Saturday, March 12, 2011


I've always enjoyed traveling around the former city that housed my beloved until he moved down to Pennsylvania. There's something neat about going some place that is definitely America, but is definitely not like where you were in terms of slang, accent, dress, expectations... a cheap way to get to a foreign land.
We had already done all the touristy bits before, including Salem, and on another trip he'd showed me the width and breadth of his world as lived in downtown Boston through college and afterward while handling adulthood and jobs.
This trip is different, in that we are basically mopping up the last bits of what we did not see before on this trip in addition to attending PAX East, and it feels downright weird not to have a list of places to hoof it to and endure the friendly crush of the T to get where we're going.
That is not to say we have not had fun! We toured the Cathedral at Copley and took a turn through the amazing Boston Library (pictures to follow, it's unbelievable inside). We had shabu-shabu in Chinatown and spent a few hours listening to really funny people talk about our mutual love of video games.
This has been a unique trip, in that I feel at home in the city for the first time without the rush of exhilaration for completing some menial task like not getting separated from my husband in the subway. At this point my brain has apparently learned that people moving possesses some factor of fluid dynamics and I now know how to swim in it and get back to him should we find ourselves split by the crowd.
Of particular joy was listening to the keynote speaker at PAX East, Jane McGonagal, who has basically figured out that being able to play games and video games does amazing things for people psychologically and physiologically. We bought her book while there, called Reality is Broken and fully expect to enjoy it. The keynote was all about how videogames are actually not a form of escapism, but make us better able to turn around and tackle issues in the real world than people who do not play video games. She was hilarious, she had scientific studies to show her points instead of simply saying "oh hey, we rock" (MUCH APPRECIATED, I am quite tired of telling people I am a gamer and having them look at me as if they'd thoroughly overestimated my IQ) and we all learned about other non-video games to try and play like "Barkball", which involves a game of kickball, several decoy balls, and one dog for every two human players. There's got to be a video of it up on YouTube, and I will be looking for it later.
It had never occurred to me that one could turn around and make a game out of anything, but it seems to me that she is able to do this with just about anything and make it more fun. It was such a shock to see people who did this, when I used to do these things as a kid -oh, the horrid throes of adulthood that steal such things from us- and found a way to apply it today. It was awesome, and my life is enriched for having heard her words. I fully intend to talk my husband in to a game of Barkball with our rescuehound when we get home. We have a soccer ball somewhere...

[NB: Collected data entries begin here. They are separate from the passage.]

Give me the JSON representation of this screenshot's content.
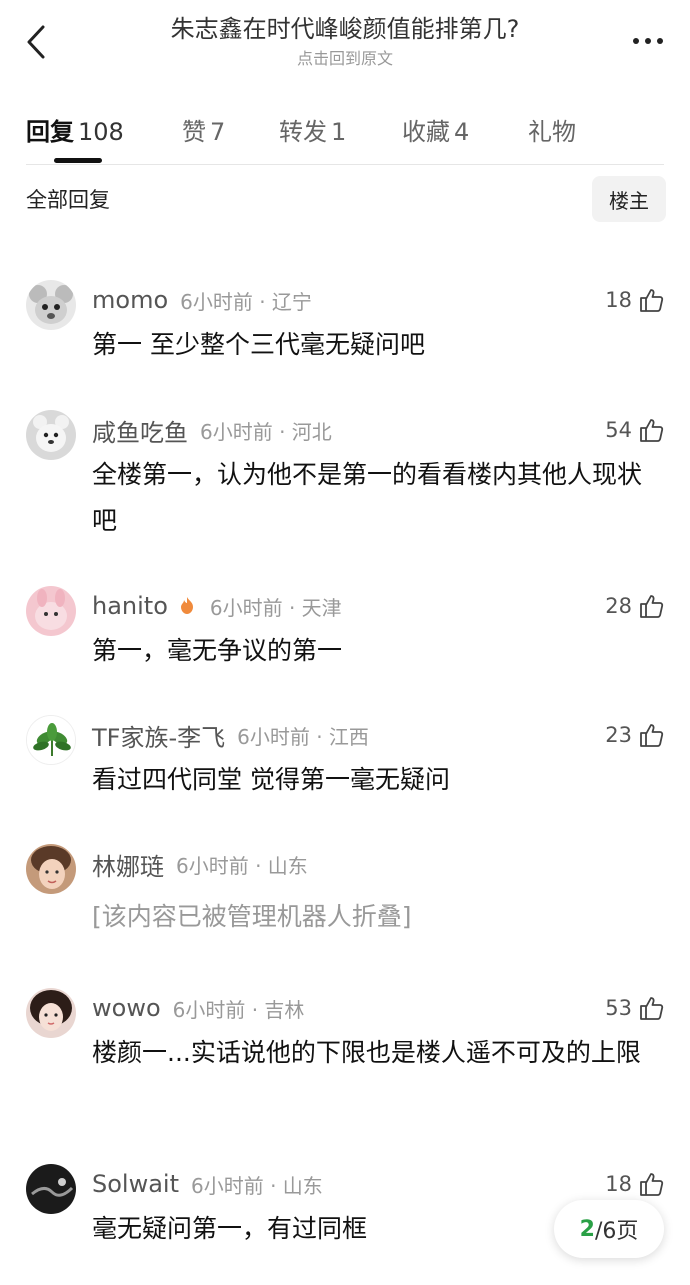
{
  "header": {
    "title": "朱志鑫在时代峰峻颜值能排第几?",
    "subtitle": "点击回到原文"
  },
  "tabs": [
    {
      "label": "回复",
      "count": "108"
    },
    {
      "label": "赞",
      "count": "7"
    },
    {
      "label": "转发",
      "count": "1"
    },
    {
      "label": "收藏",
      "count": "4"
    },
    {
      "label": "礼物",
      "count": ""
    }
  ],
  "filter": {
    "label": "全部回复",
    "owner_button": "楼主"
  },
  "comments": [
    {
      "user": "momo",
      "time": "6小时前 · 辽宁",
      "likes": "18",
      "text": "第一 至少整个三代毫无疑问吧",
      "avatar": "mouse-avatar"
    },
    {
      "user": "咸鱼吃鱼",
      "time": "6小时前 · 河北",
      "likes": "54",
      "text": "全楼第一，认为他不是第一的看看楼内其他人现状吧",
      "avatar": "bear-avatar"
    },
    {
      "user": "hanito",
      "time": "6小时前 · 天津",
      "likes": "28",
      "text": "第一，毫无争议的第一",
      "avatar": "pink-avatar"
    },
    {
      "user": "TF家族-李飞",
      "time": "6小时前 · 江西",
      "likes": "23",
      "text": "看过四代同堂 觉得第一毫无疑问",
      "avatar": "leaf-avatar"
    },
    {
      "user": "林娜琏",
      "time": "6小时前 · 山东",
      "likes": "",
      "text": "[该内容已被管理机器人折叠]",
      "avatar": "girl-avatar"
    },
    {
      "user": "wowo",
      "time": "6小时前 · 吉林",
      "likes": "53",
      "text": "楼颜一...实话说他的下限也是楼人遥不可及的上限",
      "avatar": "girl2-avatar"
    },
    {
      "user": "Solwait",
      "time": "6小时前 · 山东",
      "likes": "18",
      "text": "毫无疑问第一，有过同框",
      "avatar": "dark-avatar"
    }
  ],
  "pager": {
    "current": "2",
    "total": "/6页"
  },
  "colors": {
    "accent_green": "#2aa046",
    "folded_text": "#999999"
  }
}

The Q&A with Jerry and Mike was, as usually, hilarious to the point of bursting. Through all the self-deprecation and dirty jokes you can see that they're still kind of caught off guard by the community that's built up around them, and they have a real appreciation for it. Hold it sacred, almost, as it is constructed of a few hundred thousand individuals... we're like a little ant colony armed with Nintendo DSs that all agreed to band together and have fun and share our love of a common thing. You don't see that too often, without the devisiveness and the "they're not a REAL fan of... X..." It is a lovely change.
Today, if I get bathed fast enough in time to get ot the T and ride down there, is a trip to the Chocolate Buffet that is quite notorious. There shall be oodles of photos of it. There are already oodles of photos, but it would take too long to dredge them up and I have 45 minutes to get ready. I seriously want to have breakfast where a chocolate fountain is involved, so hopefully you'll pardon me while I truncate this post and swear to add more later.... with photos.